But bought it I did instead of the usual Marvel, DC and Archie Comics tossout that I was wont to get while probing the Mezzanine at that once-viable store, and let's just say that after enduring the snarky sagas and dryer'n an Arab's anus humor to be found in this book I quickly shoved it to the back of the paperback rack in my own personal newsstand of a bedroom book shelf. While all of the other paperbacks there had become dog-eared and creased due to constant reading TUMBLEWEEDS #5 remained almost as glossy and brand-spanking new as the day it was bought, and despite a few age spots and a slightly dinged corner it holds up a whole lot sweller'n some of the paperbacks you'll find cluttering up the flea market tables of many a retiree out to make a few bux on some gunky ol' weekend.
But as we all know times change, and so do old fanablas like myself whose tastes mutate and glop all over the place to the point where maybe I can enjoy some of the dry gags 'n subtle guffaws that TUMBLEWEEDS was best known for (at least amongst the small batch of fanz who kept this strip going for nigh on twenny-two years).
Not being that much of a fan of western strips other'n the recurring panels in OUT OUR WAY as well as some old CASEY RUGGLES book I chanced upon, I gotta admit that TUMBLEWEEDS creator Tom K. Ryan did a fair job of taking the ol' western theme and updating it for the new era of BC/WIZARD OF ID styled strips. Nothing earth-shattering, but good enough especially when stacked up against the positively staid and unfunny strips one sees these days. The dialogue tends to get quite wordy and sometimes the gags are more groans than guffaws, but I can still appreciate some of the catch-you-off guard humor that pops up on scant occasion. 'n although the artwork ain't as eye-popping suburban slob friendly as the Bob Montana-era ARCHIE or Bushmiller delineated NANCY comics most certainly were, they sure beat the feminized cutesy-pie plop permeating the funny pages of today which I still say is a leading cause as to why newspapers are dying off.
Good enough that even the lameass gags revolving around Tumbleweeds' horse Epic ain't as hopeless as I originally thought they were, while the Poohawk Indians portrayed are high-larious to the point where I get the idea that even the most Marxist of First Nations types might get a laugh outta the way they interact and throw some good zingers (verbally as well as visually) at the whiteys.

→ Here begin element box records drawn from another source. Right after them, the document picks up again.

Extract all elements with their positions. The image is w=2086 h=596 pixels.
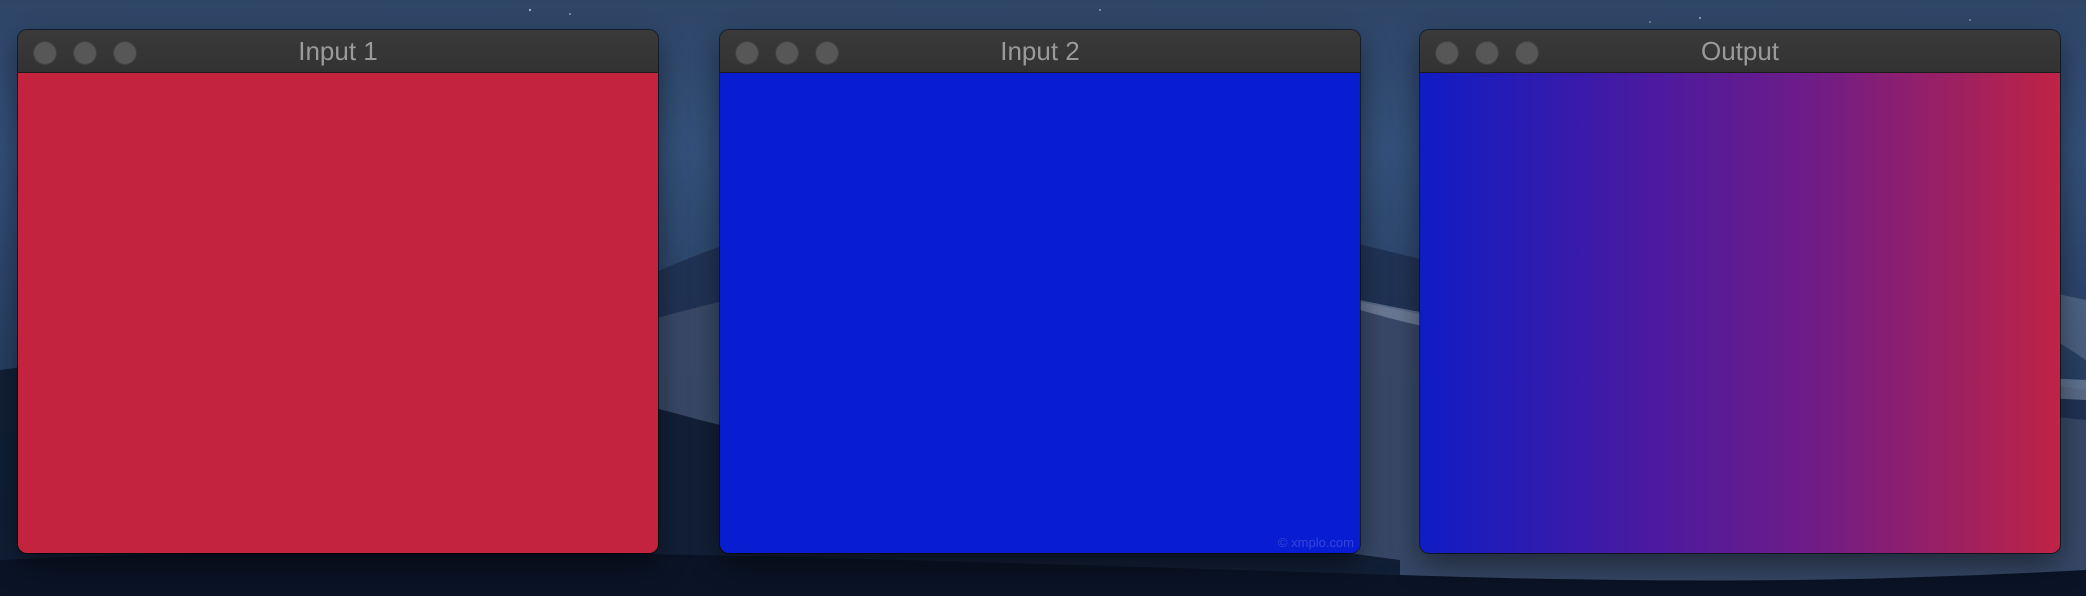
window-title: Input 2 xyxy=(1000,36,1080,66)
titlebar[interactable]: Input 2 xyxy=(720,30,1360,73)
image-canvas xyxy=(1420,73,2060,553)
image-canvas: © xmplo.com xyxy=(720,73,1360,553)
window-input-2[interactable]: Input 2 © xmplo.com xyxy=(720,30,1360,553)
window-input-1[interactable]: Input 1 xyxy=(18,30,658,553)
titlebar[interactable]: Input 1 xyxy=(18,30,658,73)
watermark-text: © xmplo.com xyxy=(1277,535,1354,550)
window-output[interactable]: Output xyxy=(1420,30,2060,553)
image-canvas xyxy=(18,73,658,553)
titlebar[interactable]: Output xyxy=(1420,30,2060,73)
window-title: Output xyxy=(1700,36,1780,66)
window-title: Input 1 xyxy=(298,36,378,66)
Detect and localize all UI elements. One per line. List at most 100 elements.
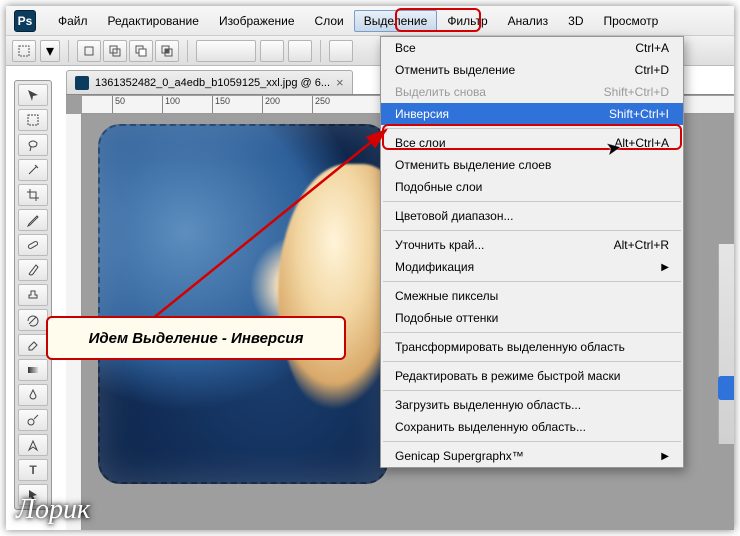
gradient-icon bbox=[26, 363, 40, 377]
menu-view[interactable]: Просмотр bbox=[593, 10, 668, 32]
menu-item-label: Подобные слои bbox=[395, 180, 482, 194]
menu-item-label: Загрузить выделенную область... bbox=[395, 398, 581, 412]
menu-item-label: Сохранить выделенную область... bbox=[395, 420, 586, 434]
menu-separator bbox=[383, 281, 681, 282]
selection-new[interactable] bbox=[77, 40, 101, 62]
menu-edit[interactable]: Редактирование bbox=[98, 10, 209, 32]
menu-item-все-слои[interactable]: Все слоиAlt+Ctrl+A bbox=[381, 132, 683, 154]
menu-separator bbox=[383, 361, 681, 362]
app-window: Ps Файл Редактирование Изображение Слои … bbox=[6, 6, 734, 530]
tab-close-icon[interactable]: × bbox=[336, 75, 344, 90]
menu-item-label: Смежные пикселы bbox=[395, 289, 498, 303]
tool-blur[interactable] bbox=[18, 384, 48, 406]
opt-btn-b[interactable] bbox=[288, 40, 312, 62]
tool-gradient[interactable] bbox=[18, 359, 48, 381]
ruler-tick: 250 bbox=[312, 96, 330, 114]
dropdown-icon[interactable]: ▾ bbox=[40, 40, 60, 62]
menu-item-выделить-снова: Выделить снова Shift+Ctrl+D bbox=[381, 81, 683, 103]
squares-sub-icon bbox=[134, 44, 148, 58]
divider bbox=[187, 40, 188, 62]
eraser-icon bbox=[26, 338, 40, 352]
menu-item-отменить-выделение-слоев[interactable]: Отменить выделение слоев bbox=[381, 154, 683, 176]
ruler-tick: 100 bbox=[162, 96, 180, 114]
tool-wand[interactable] bbox=[18, 159, 48, 181]
menu-item-label: Инверсия bbox=[395, 107, 449, 121]
right-panel-tab[interactable] bbox=[718, 376, 734, 400]
tool-eyedropper[interactable] bbox=[18, 209, 48, 231]
menu-item-сохранить-выделенную-область-[interactable]: Сохранить выделенную область... bbox=[381, 416, 683, 438]
document-icon bbox=[75, 76, 89, 90]
tool-dodge[interactable] bbox=[18, 409, 48, 431]
tool-stamp[interactable] bbox=[18, 284, 48, 306]
tool-crop[interactable] bbox=[18, 184, 48, 206]
marquee-icon bbox=[17, 44, 31, 58]
menu-filter[interactable]: Фильтр bbox=[437, 10, 497, 32]
menu-file[interactable]: Файл bbox=[48, 10, 98, 32]
eyedropper-icon bbox=[26, 213, 40, 227]
opt-btn-a[interactable] bbox=[260, 40, 284, 62]
app-logo: Ps bbox=[14, 10, 36, 32]
selection-intersect[interactable] bbox=[155, 40, 179, 62]
menu-item-shortcut: Shift+Ctrl+I bbox=[609, 107, 669, 121]
tool-type[interactable]: T bbox=[18, 459, 48, 481]
menu-item-смежные-пикселы[interactable]: Смежные пикселы bbox=[381, 285, 683, 307]
pen-icon bbox=[26, 438, 40, 452]
menu-item-отменить-выделение[interactable]: Отменить выделениеCtrl+D bbox=[381, 59, 683, 81]
divider bbox=[320, 40, 321, 62]
opt-btn-c[interactable] bbox=[329, 40, 353, 62]
menu-item-подобные-слои[interactable]: Подобные слои bbox=[381, 176, 683, 198]
square-icon bbox=[82, 44, 96, 58]
right-panels bbox=[718, 244, 734, 444]
document-tab[interactable]: 1361352482_0_a4edb_b1059125_xxl.jpg @ 6.… bbox=[66, 70, 353, 94]
menu-item-label: Все bbox=[395, 41, 416, 55]
tool-brush[interactable] bbox=[18, 259, 48, 281]
tool-heal[interactable] bbox=[18, 234, 48, 256]
selection-mode-group bbox=[77, 40, 179, 62]
submenu-arrow-icon: ▶ bbox=[661, 262, 669, 273]
brush-icon bbox=[26, 263, 40, 277]
menu-item-label: Выделить снова bbox=[395, 85, 486, 99]
menu-item-все[interactable]: Все Ctrl+A bbox=[381, 37, 683, 59]
canvas-image[interactable] bbox=[98, 124, 388, 484]
menu-item-уточнить-край-[interactable]: Уточнить край...Alt+Ctrl+R bbox=[381, 234, 683, 256]
wand-icon bbox=[26, 163, 40, 177]
selection-add[interactable] bbox=[103, 40, 127, 62]
menu-item-редактировать-в-режиме-быстрой-маски[interactable]: Редактировать в режиме быстрой маски bbox=[381, 365, 683, 387]
menu-item-shortcut: Shift+Ctrl+D bbox=[604, 85, 669, 99]
menu-item-genicap-supergraphx-[interactable]: Genicap Supergraphx™▶ bbox=[381, 445, 683, 467]
menu-item-shortcut: Alt+Ctrl+A bbox=[614, 136, 669, 150]
menu-3d[interactable]: 3D bbox=[558, 10, 593, 32]
menu-image[interactable]: Изображение bbox=[209, 10, 305, 32]
menu-layers[interactable]: Слои bbox=[305, 10, 354, 32]
menu-item-shortcut: Ctrl+A bbox=[635, 41, 669, 55]
selection-subtract[interactable] bbox=[129, 40, 153, 62]
menu-item-label: Трансформировать выделенную область bbox=[395, 340, 625, 354]
squares-intersect-icon bbox=[160, 44, 174, 58]
menu-item-label: Цветовой диапазон... bbox=[395, 209, 513, 223]
tool-pen[interactable] bbox=[18, 434, 48, 456]
menu-item-цветовой-диапазон-[interactable]: Цветовой диапазон... bbox=[381, 205, 683, 227]
tool-lasso[interactable] bbox=[18, 134, 48, 156]
tool-preset-picker[interactable] bbox=[12, 40, 36, 62]
tool-history-brush[interactable] bbox=[18, 309, 48, 331]
marquee-icon bbox=[26, 113, 40, 127]
watermark: Лорик bbox=[16, 494, 90, 526]
tool-marquee[interactable] bbox=[18, 109, 48, 131]
menu-item-shortcut: Alt+Ctrl+R bbox=[614, 238, 669, 252]
tool-eraser[interactable] bbox=[18, 334, 48, 356]
menu-item-трансформировать-выделенную-область[interactable]: Трансформировать выделенную область bbox=[381, 336, 683, 358]
menu-select[interactable]: Выделение bbox=[354, 10, 438, 32]
menu-item-подобные-оттенки[interactable]: Подобные оттенки bbox=[381, 307, 683, 329]
menu-item-загрузить-выделенную-область-[interactable]: Загрузить выделенную область... bbox=[381, 394, 683, 416]
squares-add-icon bbox=[108, 44, 122, 58]
submenu-arrow-icon: ▶ bbox=[661, 451, 669, 462]
feather-field[interactable] bbox=[196, 40, 256, 62]
menu-separator bbox=[383, 390, 681, 391]
menu-analysis[interactable]: Анализ bbox=[498, 10, 559, 32]
dodge-icon bbox=[26, 413, 40, 427]
menu-item-модификация[interactable]: Модификация▶ bbox=[381, 256, 683, 278]
tool-move[interactable] bbox=[18, 84, 48, 106]
move-icon bbox=[26, 88, 40, 102]
menu-item-инверсия[interactable]: Инверсия Shift+Ctrl+I bbox=[381, 103, 683, 125]
titlebar: Ps Файл Редактирование Изображение Слои … bbox=[6, 6, 734, 36]
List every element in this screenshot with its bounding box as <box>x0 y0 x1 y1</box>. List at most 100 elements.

Some of the takes on various western cliches might wear thin, but then again ya gotta admit that when the comics in this collection were drawn (1969) those western satires were still a bit (at the least) fresher'n they were when TUMBLEWEEDS finally packed it up in 1987.
True it ain't a classic in the way I like my comic strips, but at least TUMBLEWEEDS had its own charm, some nice artwork and a strange subtle nature that sorta petered out when the mid-sixties minimalist comics gave way to the comparative snoozers seen today. 'n hey, I would say that I was slightly inspired by these comics even to the point where I just might pick up this nineties collection of selected strips that the local Thrift Shops just can't give away, and hey can you tell me of a better way for me to squander my fifty cents???